What's the performance of Kremer-Grest(KG)model with DPD thermostat by using GPU in window?

In your hybrid model, since pair_style dpd/stat and bond_style fene are not included in the GPU package so their calculations were all on the CPU. The only thing that was on GPU was lj/cut. So the pair time reduced, bond time stayed roughly the same, neigh time increased since you now need to construct neighbor lists on both the CPU and GPU.

Changing to a faster should not help much. The key is to reduce the time spent in dpd/stat and fene bonds as well as neighboring time.

Ray

Hi Yongjin,

to clarify, both lj/cut and dpd/tstat are supported by the GPU package, you can double check by looking at the screen output. When you specify neigh no for the GPU package, the neighbor lists are built on the CPU and then copied to the GPU by the /gpu pair styles, therefore the increase in neigh time came from the time spent on the CPU. The /gpu pair forces and the bond forces (bond/fene in your case) are computed concurrently, the former on the GPU and the latter on the CPU.

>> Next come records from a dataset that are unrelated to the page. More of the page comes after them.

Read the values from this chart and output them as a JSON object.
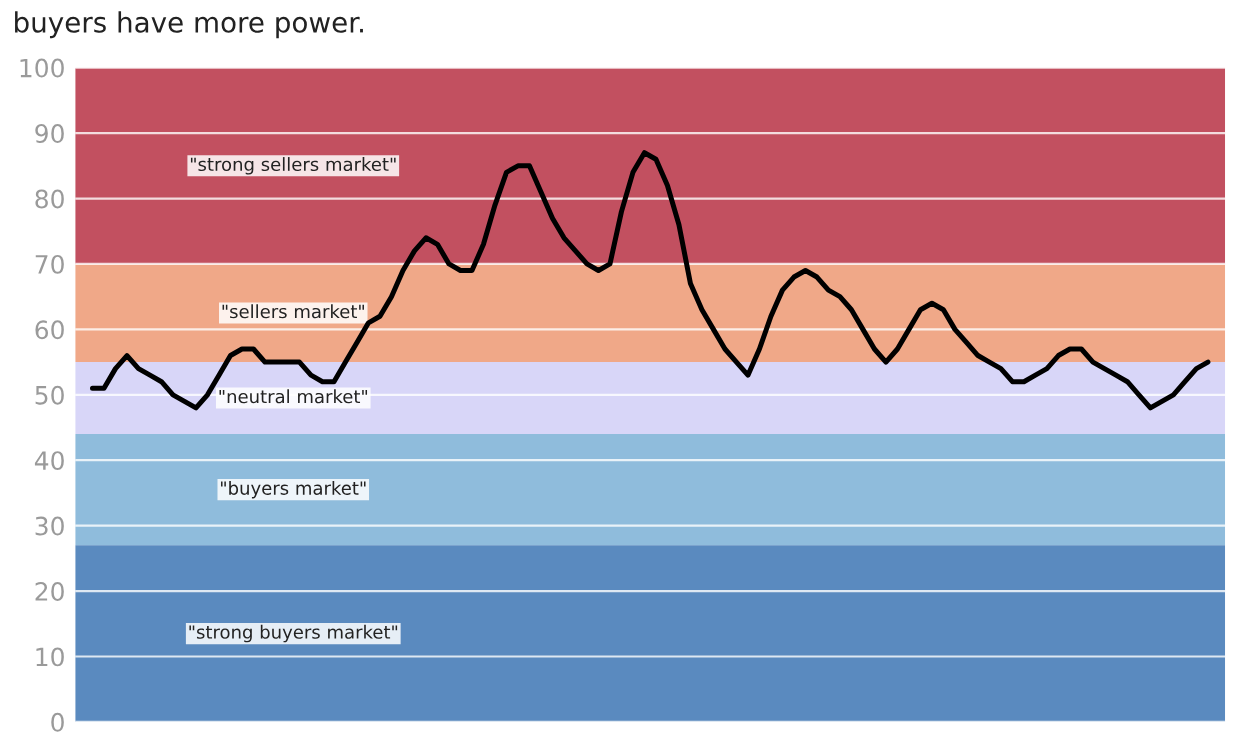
{
  "chart_data": {
    "type": "line",
    "subtitle": "buyers have more power.",
    "categories": [
      null,
      null,
      null,
      null,
      null,
      null,
      null,
      null,
      null,
      null,
      null,
      null,
      null,
      null,
      null,
      null,
      null,
      null,
      null,
      null,
      null,
      null,
      null,
      null,
      null,
      null,
      null,
      null,
      null,
      null,
      null,
      null,
      null,
      null,
      null,
      null,
      null,
      null,
      null,
      null,
      null,
      null,
      null,
      null,
      null,
      null,
      null,
      null,
      null,
      null,
      null,
      null,
      null,
      null,
      null,
      null,
      null,
      null,
      null,
      null,
      null,
      null,
      null,
      null,
      null,
      null,
      null,
      null,
      null,
      null,
      null,
      null,
      null,
      null,
      null,
      null,
      null,
      null,
      null,
      null,
      null,
      null,
      null,
      null,
      null,
      null,
      null,
      null,
      null,
      null,
      null,
      null,
      null,
      null,
      null,
      null,
      null,
      null
    ],
    "series": [
      {
        "color": "#000000",
        "values": [
          51,
          51,
          54,
          56,
          54,
          53,
          52,
          50,
          49,
          48,
          50,
          53,
          56,
          57,
          57,
          55,
          55,
          55,
          55,
          53,
          52,
          52,
          55,
          58,
          61,
          62,
          65,
          69,
          72,
          74,
          73,
          70,
          69,
          69,
          73,
          79,
          84,
          85,
          85,
          81,
          77,
          74,
          72,
          70,
          69,
          70,
          78,
          84,
          87,
          86,
          82,
          76,
          67,
          63,
          60,
          57,
          55,
          53,
          57,
          62,
          66,
          68,
          69,
          68,
          66,
          65,
          63,
          60,
          57,
          55,
          57,
          60,
          63,
          64,
          63,
          60,
          58,
          56,
          55,
          54,
          52,
          52,
          53,
          54,
          56,
          57,
          57,
          55,
          54,
          53,
          52,
          50,
          48,
          49,
          50,
          52,
          54,
          55
        ]
      }
    ],
    "ylim": [
      0,
      100
    ],
    "yticks": [
      0,
      10,
      20,
      30,
      40,
      50,
      60,
      70,
      80,
      90,
      100
    ],
    "grid": "y",
    "tick_labels": "y",
    "marker": "none",
    "line_style": "solid",
    "bands": [
      {
        "axis": "y",
        "from": 70,
        "to": 100,
        "label": "\"strong sellers market\"",
        "color": "#c25060"
      },
      {
        "axis": "y",
        "from": 55,
        "to": 70,
        "label": "\"sellers market\"",
        "color": "#f0a888"
      },
      {
        "axis": "y",
        "from": 44,
        "to": 55,
        "label": "\"neutral market\"",
        "color": "#d8d6f8"
      },
      {
        "axis": "y",
        "from": 27,
        "to": 44,
        "label": "\"buyers market\"",
        "color": "#8fbcdc"
      },
      {
        "axis": "y",
        "from": 0,
        "to": 27,
        "label": "\"strong buyers market\"",
        "color": "#5a8abf"
      }
    ]
  }
}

For systems with short pair cutoffs, neighbor lists built on the host and many bonds like yours, the speedup from the GPU library will usually be modest.

Can you try switch the newton flag for the bond forces to on, i.e. using

newton off on

in the input script with the GPU run, to see if there’s any difference in the neigh time?

Thanks for pointing out the mistake with the reference’s journal.

Steve and Axel, can you help me fix it in the next patch when you have a chance?

Best,
-Trung

Hi Yongjin,

to clarify, both lj/cut and dpd/tstat are supported by the GPU package, you
can double check by looking at the screen output. When you specify neigh no
for the GPU package, the neighbor lists are built on the CPU and then copied
to the GPU by the /gpu pair styles, therefore the increase in neigh time
came from the time spent on the CPU. The /gpu pair forces and the bond
forces (bond/fene in your case) are computed concurrently, the former on the
GPU and the latter on the CPU.

For systems with short pair cutoffs, neighbor lists built on the host and
many bonds like yours, the speedup from the GPU library will usually be
modest.

Can you try switch the newton flag for the bond forces to on, i.e. using

newton off on

in the input script with the GPU run, to see if there's any difference in
the neigh time?

Thanks for pointing out the mistake with the reference's journal.

Steve and Axel, can you help me fix it in the next patch when you have a
chance?

fix is on the way:

https://github.com/lammps/lammps/pull/286/commits/230b29eae652474532947ec554db99ee2c2bf35d

axel.